Based on your earlier measurements and wall markings, determine how many pieces of wood you need for 1-by-2 support strips and the 3/4-inch shelf boards. You will need to place one 1-by-2 strip below each board for initial support. Always measure twice and cut once. Use a miter or circular saw to cut each piece to size.
If you're not working with pre-cut shelving boards, you will also need to determine the depth of your shelves. Standard shelves are 12 and 24 inches deep, depending on space, and it’s standard to have 12 to 16 inches in height between each shelf. Consider a less-deep shelf at the top of the pantry for better accessibility.
Paint or Stain Your Boards
Like other areas in your kitchen, pantry shelves face a lot of wear and tear. Adding a coat of paint or staining and sealing the wood can keep your shelves looking fresher longer. You'll also need to stain and paint the wood strips for a streamlined look.
If you opt for paint, choose a high or semi-gloss sheen to make them easier to clean and stronger against kicks from soup cans or storage bins. However, if you have extra time, consider a polyurethane stain and sealant to retain the natural wood look.
Be sure to follow the instructions on your paint, stain, or sealant can and wait for drying before installing the shelves.
Install the Wood Strips
The 1-by-2 wood strips are the support base for your shelves against the walls, so they need to be secured carefully. Move along the painter's tape line you marked earlier and make new marks for where each stud sits along the shelf. Double-check your strips with a level one last time before securing them.

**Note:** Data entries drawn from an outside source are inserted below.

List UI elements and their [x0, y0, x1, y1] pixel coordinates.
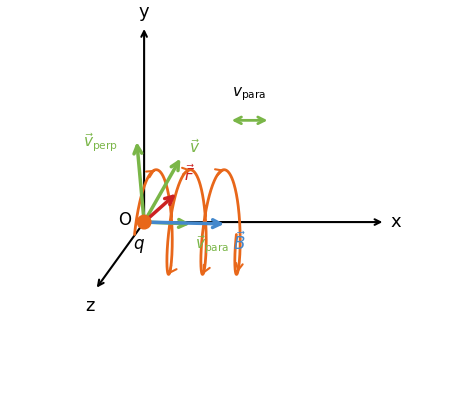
Text: q: q	[133, 235, 144, 253]
Text: x: x	[391, 213, 401, 231]
Text: $\vec{B}$: $\vec{B}$	[232, 231, 246, 254]
Text: $v_{\mathrm{para}}$: $v_{\mathrm{para}}$	[232, 86, 266, 103]
Text: z: z	[85, 298, 94, 316]
Circle shape	[137, 215, 151, 229]
Text: $\vec{v}_{\mathrm{perp}}$: $\vec{v}_{\mathrm{perp}}$	[83, 132, 118, 154]
Text: O: O	[118, 211, 131, 229]
Text: y: y	[139, 2, 149, 20]
Text: $\vec{v}_{\mathrm{para}}$: $\vec{v}_{\mathrm{para}}$	[195, 233, 229, 256]
Text: $\vec{F}$: $\vec{F}$	[184, 163, 195, 184]
Text: $\vec{v}$: $\vec{v}$	[189, 138, 201, 156]
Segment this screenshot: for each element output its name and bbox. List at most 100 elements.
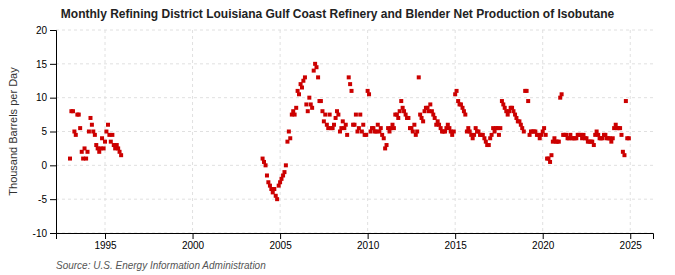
point [344, 123, 348, 127]
plot-area: 1995200020052010201520202025-10-50510152… [33, 25, 654, 251]
point [382, 136, 386, 140]
point [421, 119, 425, 123]
point [287, 130, 291, 134]
point [624, 99, 628, 103]
point [417, 75, 421, 79]
x-tick-mark [105, 233, 106, 239]
point [385, 143, 389, 147]
y-axis: -10 -5 0 5 10 15 20 [33, 25, 57, 239]
y-tick: 20 [36, 25, 56, 36]
x-tick-label: 2015 [445, 240, 468, 251]
y-tick: 0 [41, 160, 56, 171]
point [622, 153, 626, 157]
point [68, 157, 72, 161]
point [367, 92, 371, 96]
point [265, 173, 269, 177]
point [396, 116, 400, 120]
point [102, 146, 106, 150]
point [315, 65, 319, 69]
x-axis: 1995200020052010201520202025 [57, 233, 654, 251]
chart: 1995200020052010201520202025-10-50510152… [0, 0, 675, 275]
point [93, 133, 97, 137]
point [399, 99, 403, 103]
point [361, 123, 365, 127]
y-tick: 5 [41, 126, 56, 137]
point [307, 96, 311, 100]
x-tick-label: 2000 [182, 240, 205, 251]
point [406, 116, 410, 120]
point [71, 109, 75, 113]
point [103, 140, 107, 144]
grid-line-y [56, 30, 653, 31]
point [288, 136, 292, 140]
y-tick-label: 20 [36, 25, 48, 36]
point [618, 126, 622, 130]
y-tick-mark [50, 132, 56, 133]
point [348, 82, 352, 86]
point [284, 163, 288, 167]
y-tick: 10 [36, 92, 56, 103]
y-tick: -10 [33, 228, 56, 239]
point [319, 99, 323, 103]
point [557, 140, 561, 144]
point [544, 133, 548, 137]
x-tick-mark [193, 233, 194, 239]
y-tick-label: 15 [36, 59, 48, 70]
x-tick-label: 2005 [269, 240, 292, 251]
source-note: Source: U.S. Energy Information Administ… [56, 260, 266, 271]
point [88, 116, 92, 120]
x-tick-mark [280, 233, 281, 239]
point [497, 133, 501, 137]
point [332, 123, 336, 127]
point [336, 113, 340, 117]
point [347, 75, 351, 79]
x-tick-label: 2010 [357, 240, 380, 251]
grid-line-x [630, 30, 631, 233]
y-tick-mark [50, 64, 56, 65]
grid-line-x [367, 30, 368, 233]
point [297, 92, 301, 96]
point [300, 86, 304, 90]
point [282, 170, 286, 174]
point [487, 143, 491, 147]
point [392, 126, 396, 130]
y-tick-mark [50, 233, 56, 234]
point [272, 187, 276, 191]
point [619, 133, 623, 137]
point [354, 113, 358, 117]
point [77, 113, 81, 117]
point [294, 106, 298, 110]
points [68, 62, 631, 201]
title: Monthly Refining District Louisiana Gulf… [61, 7, 615, 21]
y-tick-label: 5 [41, 126, 47, 137]
x-tick-mark [368, 233, 369, 239]
point [328, 113, 332, 117]
point [264, 163, 268, 167]
point [90, 123, 94, 127]
point [350, 89, 354, 93]
y-tick-label: -5 [38, 194, 47, 205]
point [345, 133, 349, 137]
y-tick: -5 [38, 194, 56, 205]
x-tick: 2025 [620, 233, 643, 251]
y-tick-label: 10 [36, 92, 48, 103]
y-axis-title: Thousand Barrels per Day [7, 67, 19, 196]
grid-line-x [192, 30, 193, 233]
point [560, 92, 564, 96]
x-axis-line [57, 234, 654, 240]
point [304, 102, 308, 106]
x-tick-mark [455, 233, 456, 239]
y-axis-line [50, 31, 57, 234]
grid [56, 30, 653, 233]
point [452, 130, 456, 134]
point [498, 126, 502, 130]
point [87, 130, 91, 134]
point [379, 126, 383, 130]
point [275, 197, 279, 201]
point [293, 113, 297, 117]
point [526, 99, 530, 103]
x-tick: 1995 [94, 233, 117, 251]
y-tick: 15 [36, 59, 56, 70]
y-tick-mark [50, 165, 56, 166]
point [358, 113, 362, 117]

Using a screw gun and three-inch screws, connect the wood strips along each shelf base along the back wall, adding a screw at each stud. Next, add the strips to the side walls where the short edges of the shelves will sit.
Mount Your Shelving
Starting with the bottom shelf, mount each board on top of the wood strips. You can use a nail gun to attach them to the strips or add a screw every two feet into pre-drilled holes in the strip below. You may need to make small adjustments to your shelf boards if you're installing an L-shaped or U-shaped pantry. Sand down or adjust the length of your board in the corners to find the right fit before securing.
Reinforce Your Shelves
Your shelves are not ready to go until you've reinforced them with metal or wooden brackets. Attach a metal L-bracket under the front edge of where each shelf meets the wall.
If you're building an L- or U-shaped cabinet, add a flat corner brace under the transition of each corner of the pantry shelf. You can also choose to add a DIY wooden brace with leftover 1-by-2 wood, with at least two braces below each side of the shelf.
Caulk is an optional final step to seal any gaps at the back of your shelves or where two separate shelves meet. Add a line of caulk to the seams of the pantry and over the screw for a clean look and additional reinforcement. Let the caulk dry before adding items to the pantry.
DIY Building Pantry Shelves vs. Hiring a Pro
Shelves can be a costly project to outsource, especially in the kitchen. You'll pay about $20 per square foot in labor when budgeting the costs to install a pantry. A small pantry of 25 square feet can cost $500, plus the cost of materials.
A basic build using MDF boards, plywood, pine boards, or even wire shelves will take you only a few hours of work to install—minus dry time—and can be a perfectly suitable option.
The depth of your pantry shelves should range between 12 and 24 inches, depending on how high it sits on the wall and your pantry size. Higher shelves should fall on the thinner side since it is harder to reach deep shelving areas the higher you go.
The primary reinforcement of pantry shelves comes from the 1-by-2 strips attached to the wall under the back of your shelves. You can add additional reinforcement with wooden corbels—a type of bracket—and U- and L-shaped metal brackets to link the shelving together in each junction.